A 13-amino-acid motif in the cytoplasmic domain of FcγRIIB modulates B-cell receptor signalling

Abstract

THE Fc receptor on B lymphocytes, FcγRIIB (β1 isoform), helps to modulate B-cell activation triggered by the surface immunoglobulin complex^1,2. Crosslinking of membrane immunoglobulin by antigen or anti-Ig F(ab′)₂ antibody induces a transient increase in cytosolic free Ca²⁺, a rise in inositol-3-phosphate, activation of protein kinase C, and enhanced protein tyrosine phosphorylation^3–5. Crosslinking FcγRIIB with the surface immunoglobulin complex confers a dominant signal that prevents or aborts lymphocyte activation triggered through the ARH-1 motifs of the signal transduction subunits Ig-α and Ig-β. Here we show that FcγRIIB modulates membrane immunoglobulin-induced Ca²⁺ mobilization by inhibiting Ca²⁺ influx, without changing the pattern of tyrosine phosphorylation. A 13-amino-acid motif in the cytoplasmic domain of FcγRIIB is both necessary and sufficient for this effect.

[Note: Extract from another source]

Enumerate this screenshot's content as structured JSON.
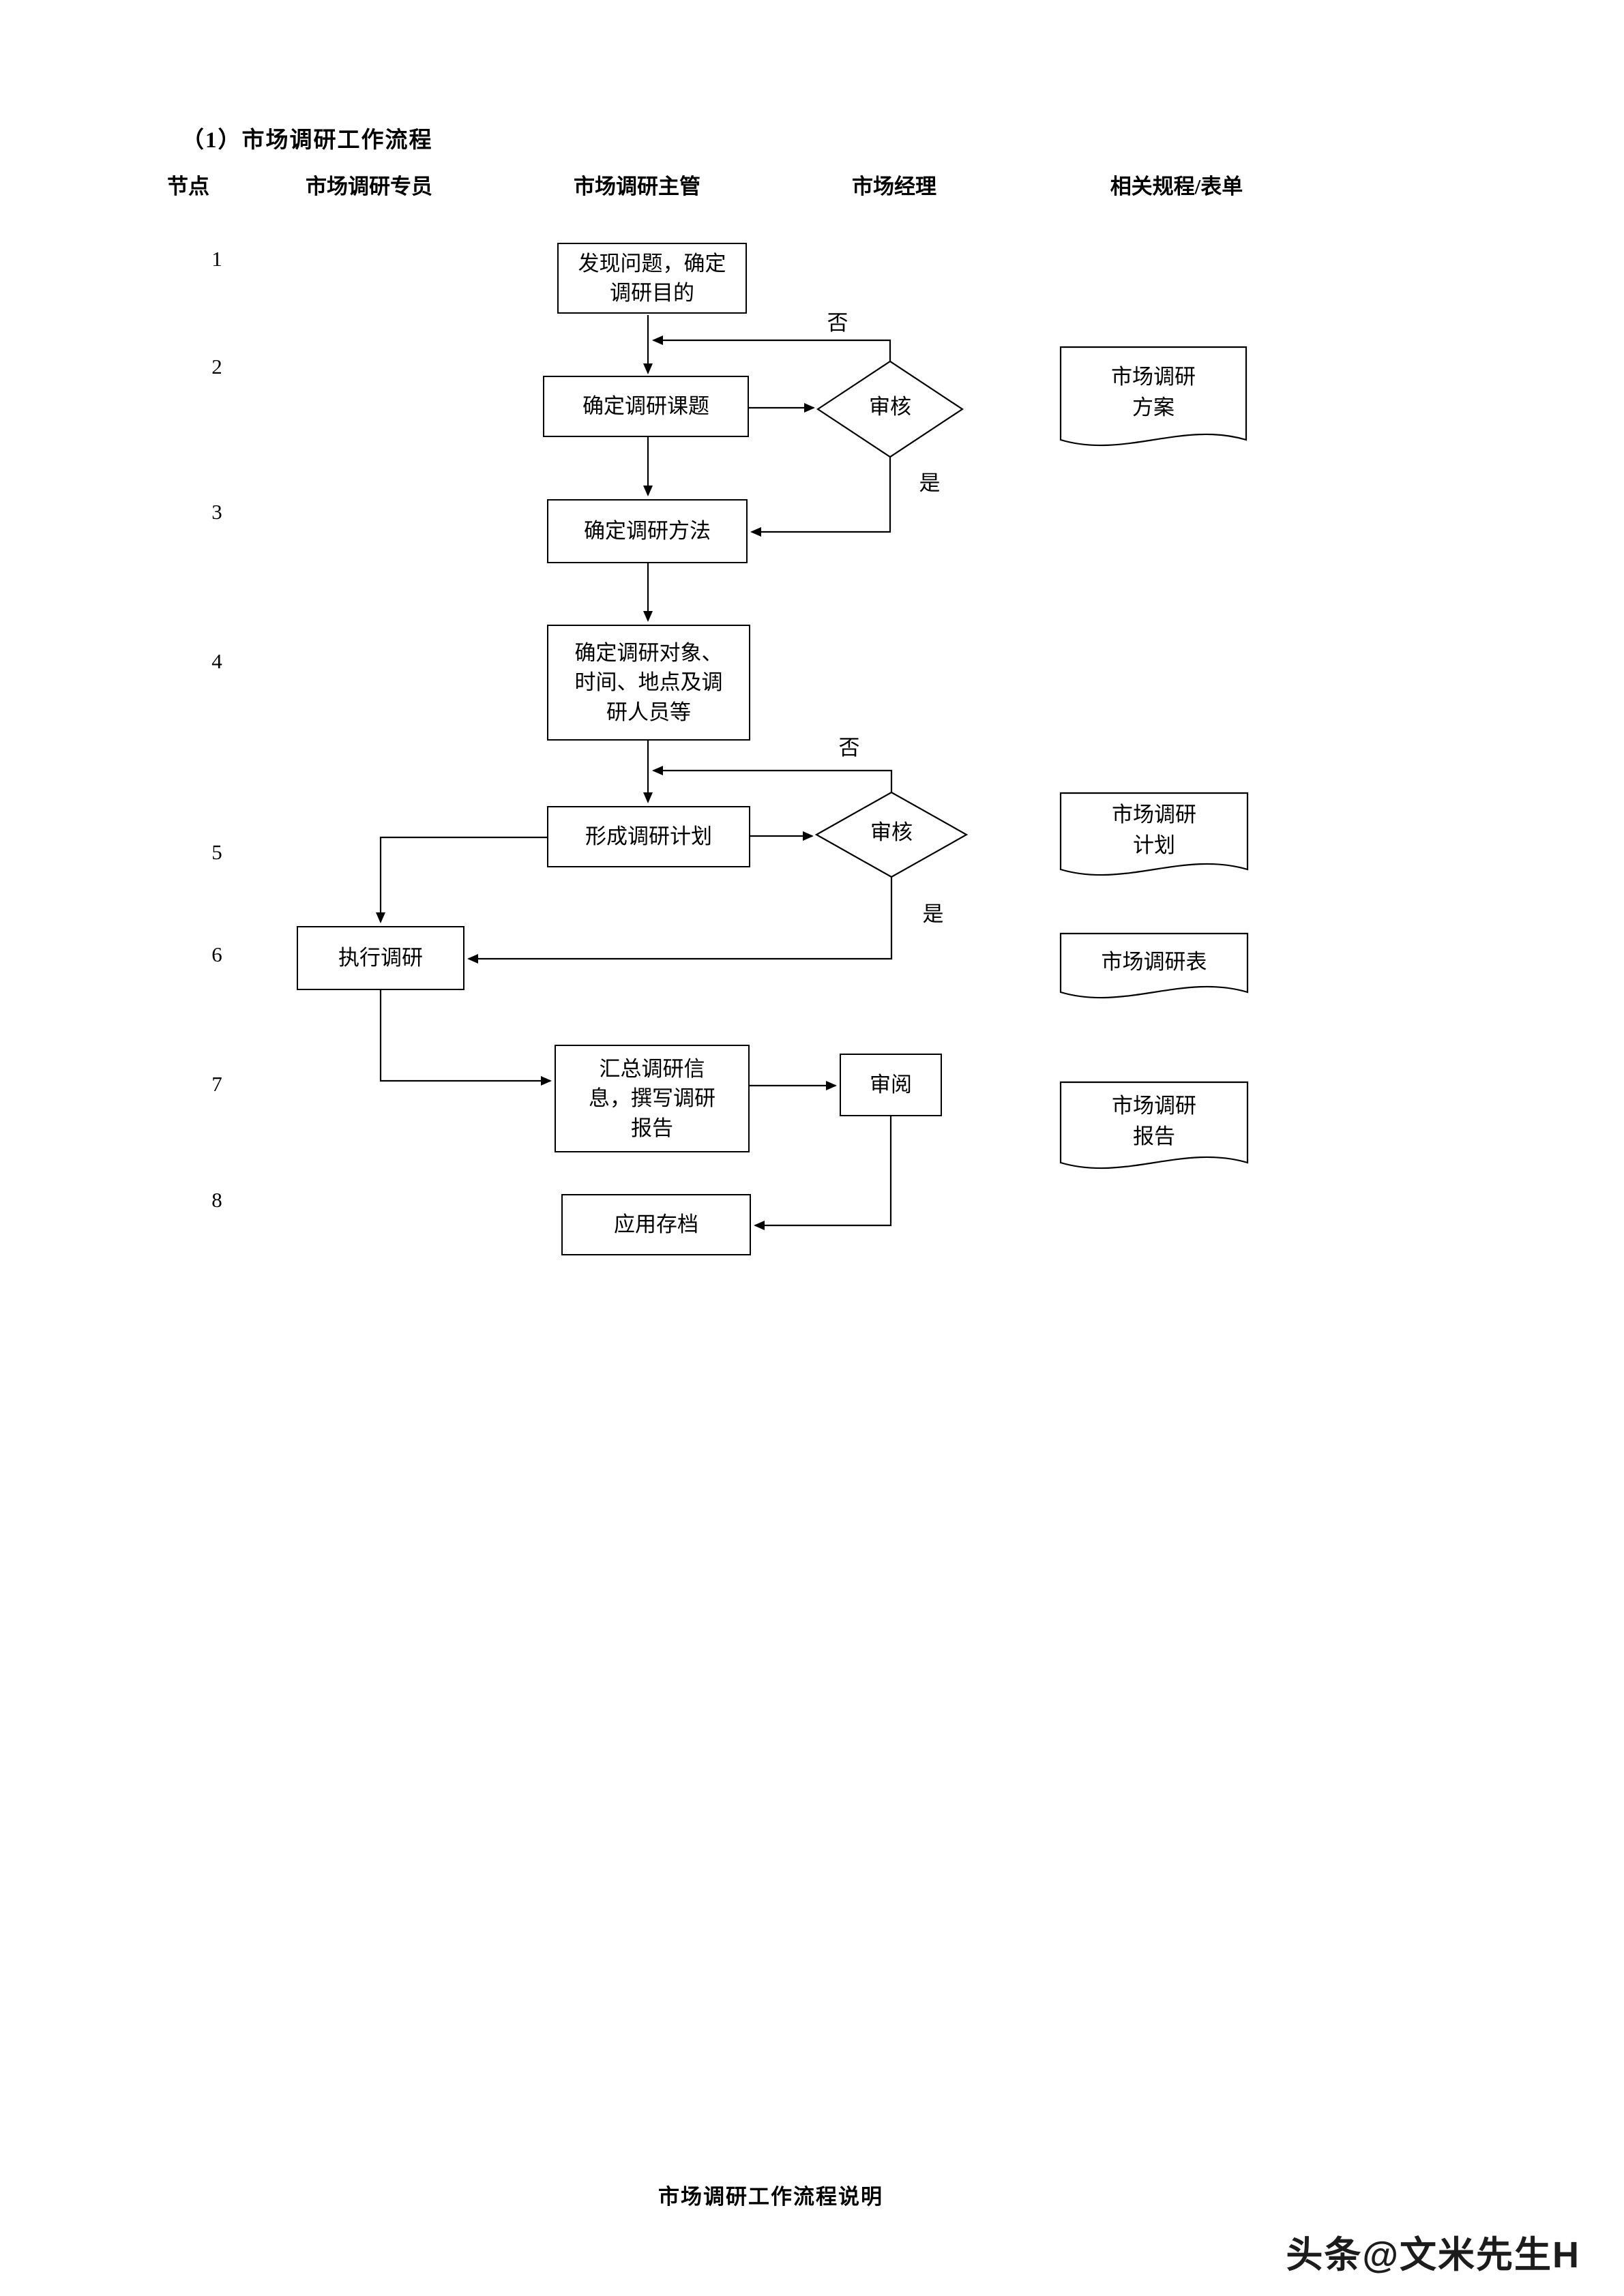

Tyrosine at residue 309 in this motif is phosphorylated upon co-crosslinking with surface immunoglobulin; mutation of this residue aborts the inhibitory effect of FcγRIIB. This inhibition is directly coupled to signalling mediated through Ig-α and Ig-β as evidenced by chimaeric IgM/α and IgM/β molecules. The 13-residue motif in FcyRIIB controls lymphocyte activation by inhibiting a Ca²⁺ sig-nalling pathway triggered through ARH-1 motifs as a result of recruitment of novel SH2-containing proteins that interact with this FcγRIIB cytoplasmic motif.